Several critical chapters of Foner's book delineate the radical, conservative and moderate elements within the newly-formed Republican party, and include the northern Democratic-Republicans who were alienated by the slaveocracy which by then controlled their party. The former Democrats found their party no longer a "champion of popular rights." (177) The radicals battle cry was, "Liberty and Union." This small but powerful minority was influential within the party, and brooked no compromise with the South, believing that the Founders intended that slavery would eventually cease to exist in the nation. (139-144) The conservatives wanted to preserve the Union at any cost, and were willing to make concessions to the South in order to do so. It was the moderates, including Lincoln, who "refused to abandon either of their twin goals--free soil and the Union," and drew the line at expansion of slavery into the new states. (219) It was not the moral imperative of the abolitionists which drew together the radicals and conservatives, the Whigs and Democrats, and the former Liberty, Free Soil and Know-Nothings. It was the political anti-slavery, Free Labor ideology which "blended personal and sectional interest with morality so perfectly that it became the most potent political force in the nation." (309)
Foner is the DeWitt Clinton Professor of History at Columbia University whose interest in the antebellum period started in college in the 1960s. Foner has authored more than a dozen books on American political history and race relations, including his latest Forever Free: The Story of Emancipation and Reconstruction; published in 2005. Free Soil began as his doctoral dissertation under Pulitzer prizewinner, Richard Hofstadter. This scholar's scholar assumes a substantial familiarity with 19th century American history, leaving the reader to fill in the essential details of the various acts, provisos, compromises and constitutions; likewise, biographical material on important players in the antebellum milieu, like Stephen A. Douglas and William H. Seward, is also given short shrift.

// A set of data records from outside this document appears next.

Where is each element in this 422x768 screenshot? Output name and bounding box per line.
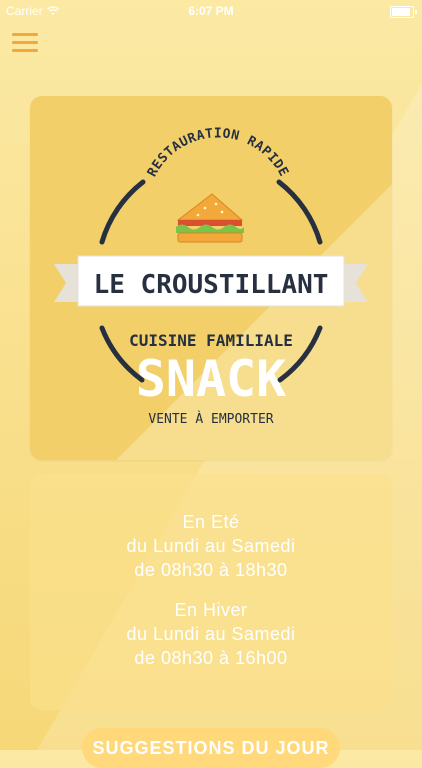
winter-days: du Lundi au Samedi — [126, 624, 296, 644]
restaurant-logo: RESTAURATION RAPIDE LE CROUSTILLANT CUIS… — [54, 126, 368, 427]
suggestions-du-jour-button[interactable]: SUGGESTIONS DU JOUR — [82, 728, 340, 768]
logo-card: RESTAURATION RAPIDE LE CROUSTILLANT CUIS… — [30, 96, 392, 460]
banner-text: LE CROUSTILLANT — [94, 270, 329, 300]
winter-time: de 08h30 à 16h00 — [134, 648, 288, 668]
logo-main-word: SNACK — [136, 350, 287, 408]
summer-days: du Lundi au Samedi — [126, 536, 296, 556]
top-arc-text: RESTAURATION RAPIDE — [145, 126, 291, 179]
summer-title: En Eté — [182, 512, 240, 532]
opening-hours-card: En Eté du Lundi au Samedi de 08h30 à 18h… — [30, 474, 392, 710]
summer-time: de 08h30 à 18h30 — [134, 560, 288, 580]
hamburger-menu-icon[interactable] — [12, 33, 38, 53]
logo-subtitle: CUISINE FAMILIALE — [129, 331, 293, 350]
winter-title: En Hiver — [174, 600, 248, 620]
battery-icon — [390, 6, 417, 18]
sandwich-icon — [176, 193, 244, 243]
logo-tagline: VENTE À EMPORTER — [148, 411, 273, 427]
status-time: 6:07 PM — [188, 4, 234, 18]
status-bar: Carrier 6:07 PM — [0, 0, 422, 22]
svg-text:RESTAURATION RAPIDE: RESTAURATION RAPIDE — [145, 126, 291, 179]
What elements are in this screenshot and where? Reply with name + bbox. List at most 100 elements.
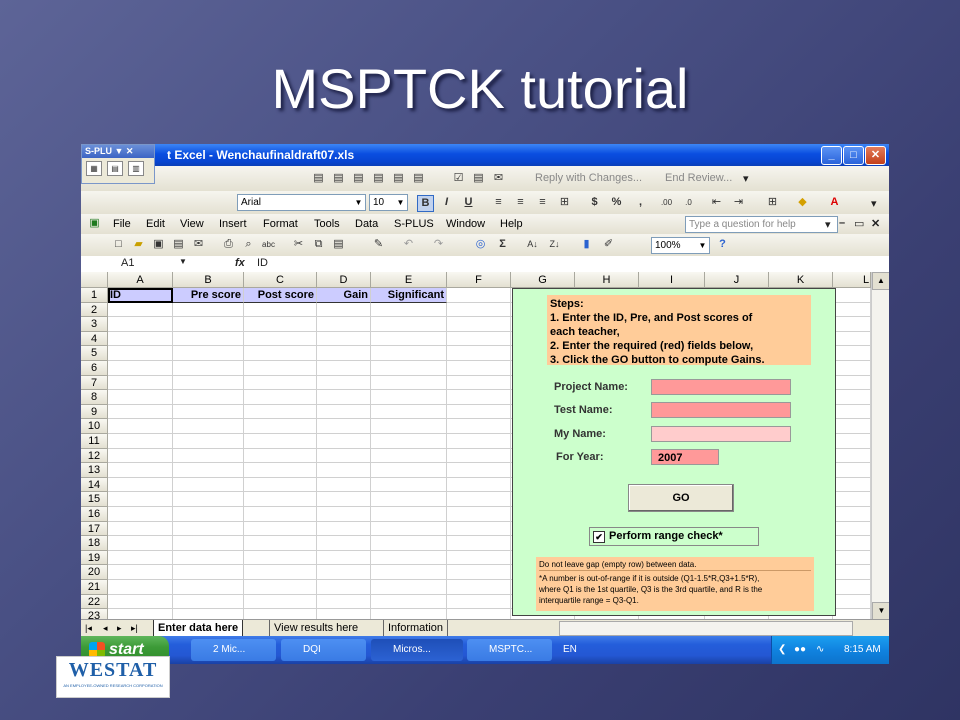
sheet-cell[interactable] <box>244 375 317 391</box>
sheet-cell[interactable] <box>447 536 511 551</box>
sheet-cell[interactable] <box>108 463 173 478</box>
sheet-cell[interactable] <box>108 317 173 332</box>
splus-toolbar-header[interactable]: S-PLU ▼ ✕ <box>82 145 154 158</box>
sheet-cell[interactable] <box>317 492 371 507</box>
sheet-cell[interactable] <box>244 302 317 318</box>
sheet-cell[interactable] <box>371 580 447 595</box>
row-header[interactable]: 2 <box>81 302 108 318</box>
sheet-cell[interactable]: ID <box>108 288 173 303</box>
column-header[interactable]: G <box>511 272 575 288</box>
toolbar-options-icon[interactable]: ▾ <box>743 172 749 185</box>
column-header[interactable]: E <box>371 272 447 288</box>
column-header[interactable]: K <box>769 272 833 288</box>
sheet-cell[interactable] <box>371 477 447 493</box>
sheet-cell[interactable] <box>447 463 511 478</box>
increase-indent-icon[interactable]: ⇥ <box>731 195 746 210</box>
sheet-cell[interactable] <box>108 434 173 449</box>
row-header[interactable]: 8 <box>81 390 108 405</box>
sheet-cell[interactable] <box>244 419 317 434</box>
taskbar-item-excel[interactable]: Micros... <box>371 639 463 661</box>
review-icon-2[interactable]: ▤ <box>331 171 346 186</box>
sheet-cell[interactable] <box>833 565 871 580</box>
language-indicator[interactable]: EN <box>563 636 577 664</box>
sheet-cell[interactable] <box>833 361 871 376</box>
sheet-cell[interactable] <box>108 390 173 405</box>
help-question-input[interactable]: Type a question for help <box>685 216 838 233</box>
splus-grid-icon[interactable]: ▤ <box>107 161 123 176</box>
sheet-cell[interactable] <box>244 492 317 507</box>
spelling-icon[interactable]: abc <box>261 237 276 252</box>
row-header[interactable]: 15 <box>81 492 108 507</box>
maximize-button[interactable]: □ <box>843 146 864 165</box>
sheet-cell[interactable] <box>371 448 447 464</box>
sheet-cell[interactable] <box>317 434 371 449</box>
fill-color-icon[interactable]: ◆ <box>795 195 810 210</box>
cut-icon[interactable]: ✂ <box>291 237 306 252</box>
sheet-cell[interactable] <box>371 565 447 580</box>
sheet-cell[interactable] <box>317 346 371 361</box>
column-header[interactable]: D <box>317 272 371 288</box>
sheet-cell[interactable] <box>447 434 511 449</box>
sheet-cell[interactable] <box>447 390 511 405</box>
sheet-cell[interactable] <box>108 404 173 420</box>
sheet-cell[interactable] <box>173 404 244 420</box>
help-dropdown-icon[interactable]: ▾ <box>825 218 831 231</box>
sheet-cell[interactable] <box>447 580 511 595</box>
zoom-dropdown-icon[interactable]: ▼ <box>697 239 708 252</box>
select-all-corner[interactable] <box>81 272 108 288</box>
review-icon-7[interactable]: ☑ <box>451 171 466 186</box>
sheet-cell[interactable] <box>447 477 511 493</box>
sheet-cell[interactable] <box>371 346 447 361</box>
sheet-cell[interactable] <box>244 448 317 464</box>
tab-information[interactable]: Information <box>383 620 449 636</box>
row-header[interactable]: 21 <box>81 580 108 595</box>
menu-view[interactable]: View <box>180 218 204 230</box>
sheet-cell[interactable] <box>833 507 871 522</box>
menu-help[interactable]: Help <box>500 218 523 230</box>
sheet-cell[interactable] <box>108 448 173 464</box>
increase-decimal-icon[interactable]: .00 <box>659 195 674 210</box>
sheet-cell[interactable] <box>173 448 244 464</box>
clock[interactable]: 8:15 AM <box>844 636 881 664</box>
font-size-combo[interactable]: 10 ▼ <box>369 194 408 211</box>
end-review[interactable]: End Review... <box>665 172 732 184</box>
scroll-down-icon[interactable]: ▼ <box>872 602 889 620</box>
row-header[interactable]: 11 <box>81 434 108 449</box>
sheet-cell[interactable] <box>173 536 244 551</box>
insert-function-icon[interactable]: fx <box>235 257 245 269</box>
row-header[interactable]: 20 <box>81 565 108 580</box>
percent-button[interactable]: % <box>609 195 624 210</box>
sheet-cell[interactable] <box>317 521 371 537</box>
sheet-cell[interactable] <box>317 361 371 376</box>
help-button[interactable]: ? <box>715 237 730 252</box>
undo-icon[interactable]: ↶ <box>401 237 416 252</box>
sheet-cell[interactable] <box>833 317 871 332</box>
sheet-cell[interactable] <box>317 565 371 580</box>
row-header[interactable]: 17 <box>81 521 108 537</box>
sheet-cell[interactable] <box>173 507 244 522</box>
sheet-cell[interactable] <box>447 507 511 522</box>
column-header[interactable]: F <box>447 272 511 288</box>
sheet-cell[interactable] <box>371 361 447 376</box>
sheet-cell[interactable] <box>173 463 244 478</box>
sheet-cell[interactable] <box>833 521 871 537</box>
sheet-cell[interactable]: Significant <box>371 288 447 303</box>
workbook-minimize-icon[interactable]: – <box>839 217 845 229</box>
sheet-cell[interactable] <box>833 434 871 449</box>
tab-enter-data[interactable]: Enter data here <box>153 620 244 636</box>
review-icon-8[interactable]: ▤ <box>471 171 486 186</box>
sheet-cell[interactable] <box>244 536 317 551</box>
prev-sheet-icon[interactable]: ◂ <box>103 620 108 636</box>
sheet-cell[interactable] <box>833 477 871 493</box>
underline-button[interactable]: U <box>461 195 476 210</box>
taskbar-item-dqi[interactable]: DQI <box>281 639 366 661</box>
row-header[interactable]: 1 <box>81 288 108 303</box>
taskbar-item-msptck[interactable]: MSPTC... <box>467 639 552 661</box>
sheet-cell[interactable] <box>108 550 173 566</box>
sheet-cell[interactable] <box>371 492 447 507</box>
formula-input[interactable]: ID <box>257 257 268 269</box>
splus-import-icon[interactable]: ▦ <box>86 161 102 176</box>
sheet-cell[interactable]: Pre score <box>173 288 244 303</box>
sheet-cell[interactable] <box>173 302 244 318</box>
sheet-cell[interactable] <box>173 331 244 347</box>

An introductory essay written on the twenty-fifth anniversary of the publication of Free Soil calls on recent historiography to explore the concept of "free labor" in the 19th century, a time when half of Northern Americans were wage-earners.
Free Soil is now nearly forty years old, yet remains a worthwhile read for anyone with a more than superficial interest in the Civil War and its causes. The reader comes away with a greater understanding of the role of the Republican Party in shaping the anti-slavery movement during the antebellum period.
0 of 0 people found the following review helpful:
Early Republican Revolution, 2007-09-21 IT IS HARD TO FIND A BETTER HISTORIAN OF THE 19TH CENTURY THAN ERIC FONER. THIS BOOK HIGHLIGHTS THE MOST INETERESTING EVENTS IN THE MOST INTERESTING PERIOD OF AMERICAN HISTORY. ERIC FONER BRINGS THE STRUGGLE FOR THE CONTAINMENT AND ABOLITION OF SLAVERY TO LIFE IN THIS WELL WRITTEN AND SUPERBLY RESEARCHED WORK. IF YOU ARE INTERESTED IN THE HISTORY OF THE REPUBLICAN PARTY AND ANTEBELLUM AMERICA YOU NEED THIS BOOK.